Moody’s vice-president and senior credit officer William Foster said in the research that while BRI focuses mainly on investing in large transportation and energy projects that close critical infrastructure gaps, the project helps expand production capacity and contributes to both near-term growth and long-term growth potential in recipient countries.
“We see the greatest potential for economic gains in Pakistan, Mongolia, Kazakhstan and Cambodia,” he said.
However, Moody’s has also warned the recipient countries about overreliance on Chinese funds, saying that while BRI supports Asian infrastructure-led growth, the project can add to fiscal and external risks for the weakest nations.
“Inefficient project implementation and the absence of macroeconomic and structural reform requirements in many Chinese loans can lessen longer-term credit benefits for some sovereigns,” Moody’s said.
Business Research Institute for Cambodia CEO and chief economist Hiroshi Suzuki told The Post on Sunday that while China is currently facing great difficulty due to mounting international pressure – mainly from the US – Cambodia has good relations with China. The Kingdom can benefit much more from that country.
“I am impressed by the good negotiation skills of Prime Minister Hun Sen,” he said.
Regarding the “debt trap”, he said Cambodia is very different from other countries such as the Maldives, Pakistan and Sri Lanka.
“The debt level of Cambodia is very low,” he said, referring to figures shown in the Cambodia Public Debt Statistical Bulletin issued by the Ministry of Economy and Finance in March.
Citing the Phnom Penh-Sihanoukville Expressway as an example – which is projected to cost around $2 billion – Suzuki said the entire cost will be borne by a Chinese private company and it is said that the Cambodian government has no debt or guarantee for debt.
“The government also made great efforts to avoid the accumulation of debt by using the BOT [build-operate-transfer] method,” he said, adding that concern for Chinese investments and lending is rising.
“The people in Sihanoukville are facing problems such as increasing cost of rent, strong pressure for relocation by Chinese development, and other problems related to public order and security."
“It is said that the steam of such anger is being fanned.
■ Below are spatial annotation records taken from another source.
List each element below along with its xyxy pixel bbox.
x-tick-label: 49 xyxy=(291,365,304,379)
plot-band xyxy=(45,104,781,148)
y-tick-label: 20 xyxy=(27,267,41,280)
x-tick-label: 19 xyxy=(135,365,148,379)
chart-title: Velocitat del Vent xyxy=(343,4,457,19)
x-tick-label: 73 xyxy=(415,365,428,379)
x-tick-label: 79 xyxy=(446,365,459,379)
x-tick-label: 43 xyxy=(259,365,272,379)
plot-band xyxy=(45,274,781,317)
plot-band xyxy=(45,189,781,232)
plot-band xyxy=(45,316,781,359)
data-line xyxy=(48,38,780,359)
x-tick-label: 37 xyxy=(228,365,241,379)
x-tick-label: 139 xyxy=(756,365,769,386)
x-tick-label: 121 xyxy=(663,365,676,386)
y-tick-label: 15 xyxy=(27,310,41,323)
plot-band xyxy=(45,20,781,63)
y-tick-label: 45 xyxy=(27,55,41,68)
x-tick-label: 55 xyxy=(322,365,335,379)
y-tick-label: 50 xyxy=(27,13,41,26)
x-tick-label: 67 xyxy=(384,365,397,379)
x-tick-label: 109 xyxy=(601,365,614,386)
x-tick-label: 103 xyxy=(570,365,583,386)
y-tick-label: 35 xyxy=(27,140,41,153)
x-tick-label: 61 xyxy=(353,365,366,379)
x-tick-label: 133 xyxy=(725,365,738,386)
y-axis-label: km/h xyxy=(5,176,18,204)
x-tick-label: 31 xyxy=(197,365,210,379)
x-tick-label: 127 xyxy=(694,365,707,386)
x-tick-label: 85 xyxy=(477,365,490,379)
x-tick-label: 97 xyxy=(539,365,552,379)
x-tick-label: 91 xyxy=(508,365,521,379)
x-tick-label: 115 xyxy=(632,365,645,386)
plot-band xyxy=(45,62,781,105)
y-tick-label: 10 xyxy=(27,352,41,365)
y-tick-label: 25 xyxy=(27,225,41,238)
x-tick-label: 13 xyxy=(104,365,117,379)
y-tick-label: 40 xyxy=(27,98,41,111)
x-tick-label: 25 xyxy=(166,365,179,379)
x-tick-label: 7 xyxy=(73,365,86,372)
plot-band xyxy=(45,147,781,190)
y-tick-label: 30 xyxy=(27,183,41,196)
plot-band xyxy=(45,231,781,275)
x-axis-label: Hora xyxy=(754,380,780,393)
I hope the government will put some measures in place to avoid an explosion of popular anger,” he said.
For Cambodia, BRI investment is predominantly focused on the energy sector – both hydropower and coal power plants – and transportation projects, Moody’s said.
China’s cumulative investments in Cambodia’s energy sector currently totals more than $11.5 billion or 90 per cent of the 2018 GDP, with approximately $5.3 billion of that since 2013, according to Moody’s.
“We envisage that these power sector projects will help reduce supply-side bottlenecks,” Moody said.
It said several transportation projects are underway, including the $2 billion Phnom Penh- Sihanoukville expressway, which will reduce transportation time and cost for goods travelling to Cambodia’s sole deep-water port.
“Overall, we believe these infrastructure investments will help to raise Cambodia’s growth potential,” it said.
Centre for Policy Studies director Chan Sophal told The Post that while other donors have not done enough to rebuild the Kingdom’s infrastructure that was destroyed by three decades of civil war and have focused more on soft infrastructure, China has.
“Cambodia has been benefiting substantially from Chinese investment so far including BRI projects in the form of infrastructure, which is a top priority for economic development."
“In the future, Cambodia will benefit more from improving individual and institutional capacity to ensure fair deals and the sound implementation of projects financed by China, as well as other sources,” Sophal said.
However, he said risks remain – including an overreliance on China and over-indebtedness in the long term.